Let's put it this way:
The Giants of 1991, 1992 and 1993 couldn't have beaten the Bills in those seasons' Super Bowls. The only chance they had was in 1990, and they made good on it.
The Redskins of 1991 were much better than the 'Skins of the preceding year and the next two years.
The Cowboys of 1990 and 1991 weren't yet at the stage where they could think about making the SB, let alone win it. Remember, they were 1-15 in 1989.
When OJG says "several" teams from 1990-93 could have beaten the Bills, he seems to be including all four years' worth of the Giants, Redskins and Cowboys in that calculation. I say that the years they won it were the only years they could have won it.

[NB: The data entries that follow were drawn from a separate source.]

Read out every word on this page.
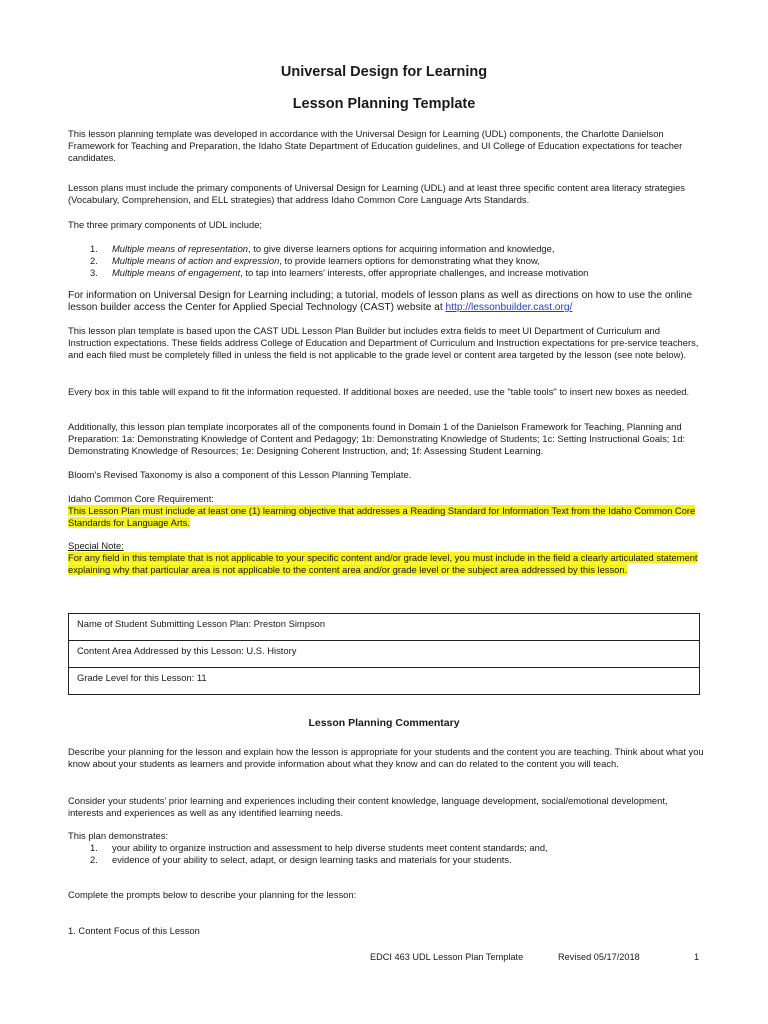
Universal Design for Learning
Lesson Planning Template
This lesson planning template was developed in accordance with the Universal Design for Learning (UDL) components, the Charlotte Danielson Framework for Teaching and Preparation, the Idaho State Department of Education guidelines, and UI College of Education expectations for teacher candidates.
Lesson plans must include the primary components of Universal Design for Learning (UDL) and at least three specific content area literacy strategies (Vocabulary, Comprehension, and ELL strategies) that address Idaho Common Core Language Arts Standards.
The three primary components of UDL include;
1. Multiple means of representation, to give diverse learners options for acquiring information and knowledge,
2. Multiple means of action and expression, to provide learners options for demonstrating what they know,
3. Multiple means of engagement, to tap into learners' interests, offer appropriate challenges, and increase motivation
For information on Universal Design for Learning including; a tutorial, models of lesson plans as well as directions on how to use the online lesson builder access the Center for Applied Special Technology (CAST) website at http://lessonbuilder.cast.org/
This lesson plan template is based upon the CAST UDL Lesson Plan Builder but includes extra fields to meet UI Department of Curriculum and Instruction expectations. These fields address College of Education and Department of Curriculum and Instruction expectations for pre-service teachers, and each filed must be completely filled in unless the field is not applicable to the grade level or content area targeted by the lesson (see note below).
Every box in this table will expand to fit the information requested. If additional boxes are needed, use the "table tools" to insert new boxes as needed.
Additionally, this lesson plan template incorporates all of the components found in Domain 1 of the Danielson Framework for Teaching, Planning and Preparation: 1a: Demonstrating Knowledge of Content and Pedagogy; 1b: Demonstrating Knowledge of Students; 1c: Setting Instructional Goals; 1d: Demonstrating Knowledge of Resources; 1e: Designing Coherent Instruction, and; 1f: Assessing Student Learning.
Bloom's Revised Taxonomy is also a component of this Lesson Planning Template.
Idaho Common Core Requirement:
This Lesson Plan must include at least one (1) learning objective that addresses a Reading Standard for Information Text from the Idaho Common Core Standards for Language Arts.
Special Note:
For any field in this template that is not applicable to your specific content and/or grade level, you must include in the field a clearly articulated statement explaining why that particular area is not applicable to the content area and/or grade level or the subject area addressed by this lesson.
Name of Student Submitting Lesson Plan: Preston Simpson
Content Area Addressed by this Lesson: U.S. History
Grade Level for this Lesson: 11
Lesson Planning Commentary
Describe your planning for the lesson and explain how the lesson is appropriate for your students and the content you are teaching. Think about what you know about your students as learners and provide information about what they know and can do related to the content you will teach.
Consider your students' prior learning and experiences including their content knowledge, language development, social/emotional development, interests and experiences as well as any identified learning needs.
This plan demonstrates:
1. your ability to organize instruction and assessment to help diverse students meet content standards; and,
2. evidence of your ability to select, adapt, or design learning tasks and materials for your students.
Complete the prompts below to describe your planning for the lesson:
1. Content Focus of this Lesson
EDCI 463 UDL Lesson Plan Template	Revised 05/17/2018	1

After the Cowboys of '92-'93, the Redskins of '91, the Giants of '90, and the Niners of '90-'93, who else was there in the NFC? The Eagles? Please. The Packers? Not there yet by a long shot. The Bears? They were done. That leaves the Cardinals, Wayne Fontes' Lions, the Vikings, the Suckaneers, the Aints, the Rams, and the Falcons. Any takers? Didn't think so.

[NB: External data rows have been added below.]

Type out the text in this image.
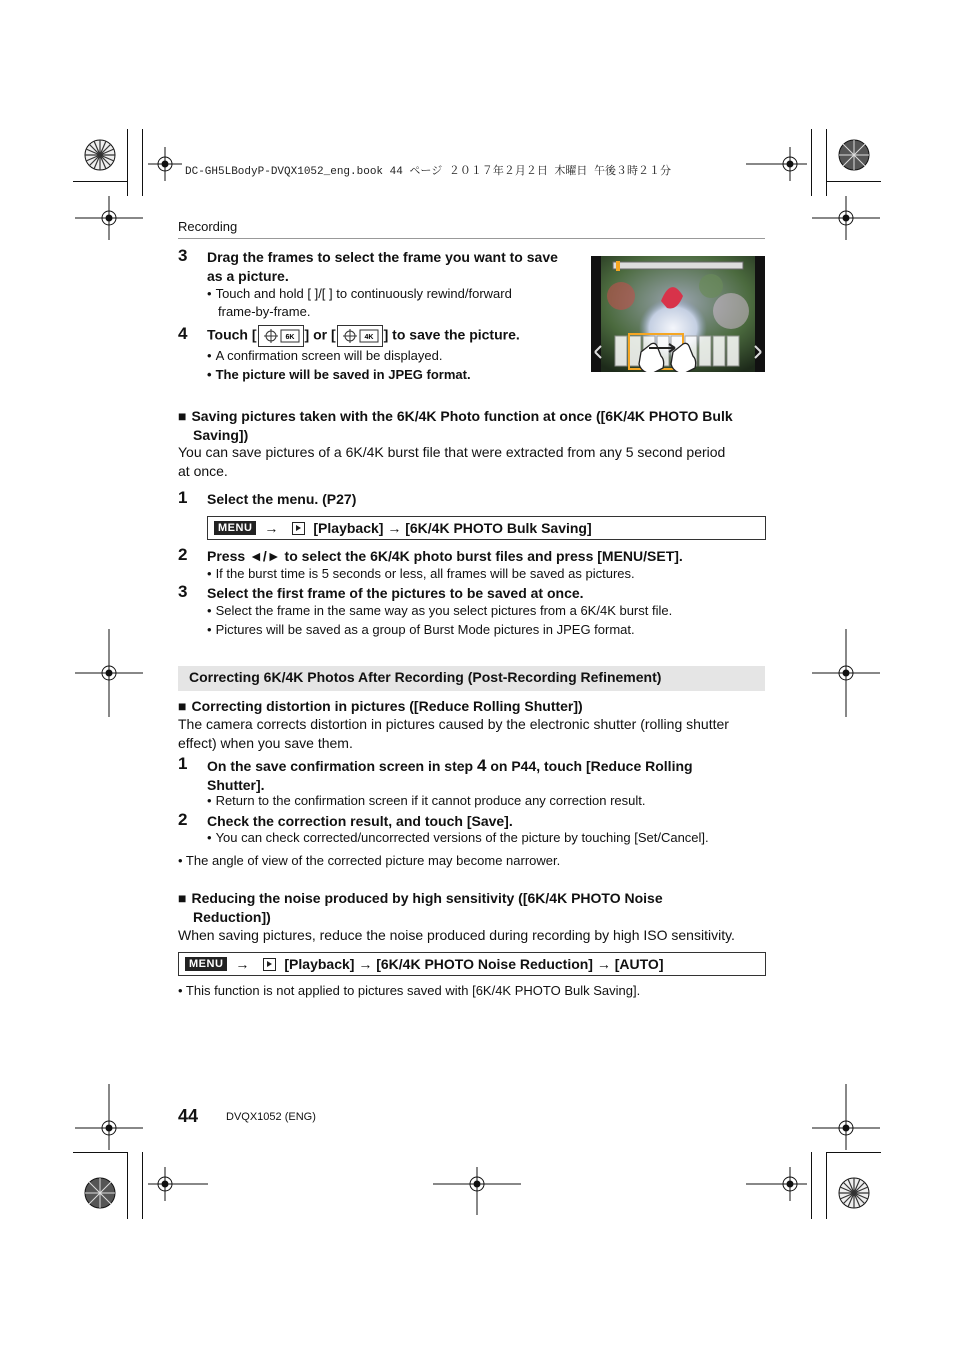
DC-GH5LBodyP-DVQX1052_eng.book 44 ページ ２０１７年２月２日 木曜日 午後３時２１分
Recording
3 Drag the frames to select the frame you want to save
as a picture.
• Touch and hold [ ]/[ ] to continuously rewind/forward
frame-by-frame.
4 Touch [	6K ] or [	4K ] to save the picture.
• A confirmation screen will be displayed.
• The picture will be saved in JPEG format.
■ Saving pictures taken with the 6K/4K Photo function at once ([6K/4K PHOTO Bulk
Saving])
You can save pictures of a 6K/4K burst file that were extracted from any 5 second period
at once.
1 Select the menu. (P27)
MENU →	[Playback] → [6K/4K PHOTO Bulk Saving]
2 Press ◄/► to select the 6K/4K photo burst files and press [MENU/SET].
• If the burst time is 5 seconds or less, all frames will be saved as pictures.
3 Select the first frame of the pictures to be saved at once.
• Select the frame in the same way as you select pictures from a 6K/4K burst file.
• Pictures will be saved as a group of Burst Mode pictures in JPEG format.
Correcting 6K/4K Photos After Recording (Post-Recording Refinement)
■ Correcting distortion in pictures ([Reduce Rolling Shutter])
The camera corrects distortion in pictures caused by the electronic shutter (rolling shutter
effect) when you save them.
1 On the save confirmation screen in step 4 on P44, touch [Reduce Rolling
Shutter].
• Return to the confirmation screen if it cannot produce any correction result.
2 Check the correction result, and touch [Save].
• You can check corrected/uncorrected versions of the picture by touching [Set/Cancel].
• The angle of view of the corrected picture may become narrower.
■ Reducing the noise produced by high sensitivity ([6K/4K PHOTO Noise
Reduction])
When saving pictures, reduce the noise produced during recording by high ISO sensitivity.
MENU →	[Playback] → [6K/4K PHOTO Noise Reduction] → [AUTO]
• This function is not applied to pictures saved with [6K/4K PHOTO Bulk Saving].
44	DVQX1052 (ENG)
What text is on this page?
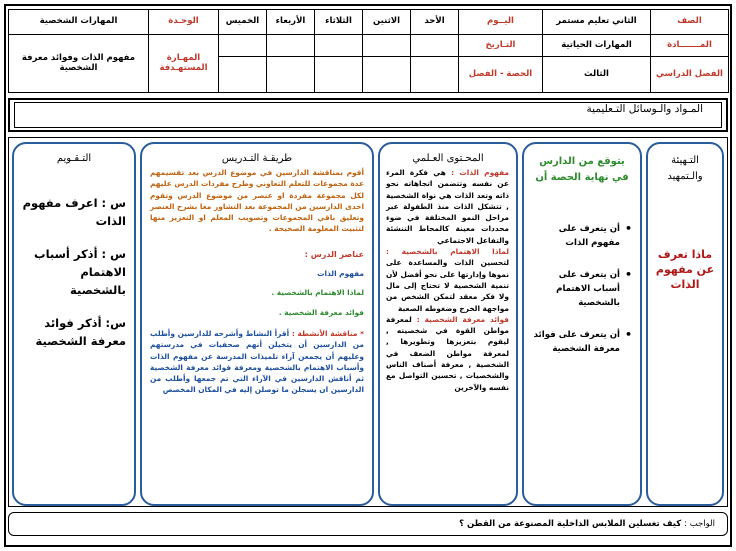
الصف	الثاني تعليم مستمر	اليــوم	الأحد	الاثنين	الثلاثاء	الأربعاء	الخميس	الوحـدة	المهارات الشخصية
المـــــــادة	المهارات الحياتية	التـاريخ						المهـارة المستهـدفة	مفهوم الذات وفوائد معرفة الشخصية
الفصل الدراسي	الثالث	الحصة - الفصل							
المـواد والـوسائل التـعليمية
التـهيئة والـتمهيد
ماذا تعرف عن مفهوم الذات
يتوقع من الدارس في نهاية الحصة أن
• أن يتعرف على مفهوم الذات
• أن يتعرف على أسباب الاهتمام بالشخصية
• أن يتعرف على فوائد معرفة الشخصية
المحـتوى العـلمي

مفهوم الذات : هي فكرة المرء عن نفسه وتتضمن اتجاهاته نحو ذاته وتعد الذات هي نواة الشخصية , تتشكل الذات منذ الطفولة عبر مراحل النمو المختلفة في ضوء محددات معينة كالمحاط التنشئة والتفاعل الاجتماعي

لماذا الاهتمام بالشخصية : لتحسين الذات والمساعدة على نموها وإدارتها على نحو أفضل لأن تنمية الشخصية لا تحتاج إلى مال ولا فكر معقد لتمكن الشخص من مواجهة الخرج وضغوطه الصعبة

فوائد معرفة الشخصية : لمعرفة مواطن القوة في شخصيته , ليقوم بتعزيزها وتطويرها , لمعرفة مواطن الضعف في الشخصية , معرفة أصناف الناس والشخصيات , تحسين التواصل مع نفسه والآخرين

طريقـة التـدريس

أقوم بمناقشة الدارسين في موضوع الدرس بعد تقسيمهم عدة مجموعات للتعلم التعاوني وطرح مفردات الدرس عليهم لكل مجموعة مفردة او عنصر من موضوع الدرس وتقوم احدى الدارسين من المجموعة بعد التشاور معا بشرح العنصر وتعليق باقي المجموعات وتصويب المعلم او التعزيز منها لتثبيت المعلومة الصحيحة .

عناصر الدرس :

مفهوم الذات

لماذا الاهتمام بالشخصية .

فوائد معرفة الشخصية .

* مناقشة الأنشطة : أقرأ النشاط وأشرحه للدارسين وأطلب من الدارسين أن يتخيلن أنهم صحفيات في مدرستهم وعليهم أن يجمعن آراء تلميذات المدرسة عن مفهوم الذات وأسباب الاهتمام بالشخصية ومعرفة فوائد معرفة الشخصية ثم أناقش الدارسين في الآراء التي تم جمعها وأطلب من الدارسين ان يسجلن ما توصلن إليه في المكان المخصص

التـقـويم
س : اعرف مفهوم الذات
س : أذكر أسباب الاهتمام بالشخصية
س: أذكر فوائد معرفة الشخصية
الواجب : كيف تغسلين الملابس الداخلية المصنوعة من القطن ؟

The NFC during the early '90s had two dominant franchises each year, a couple of average ones, and a bunch of crappy ones. The distance between, say, the Cowboys and Niners of '92 and the bottom-feeders of the NFC that year was considerable. They had plenty of "off weeks" in their own conference.
Please let's not generalize a couple of great teams into a "dominant conference."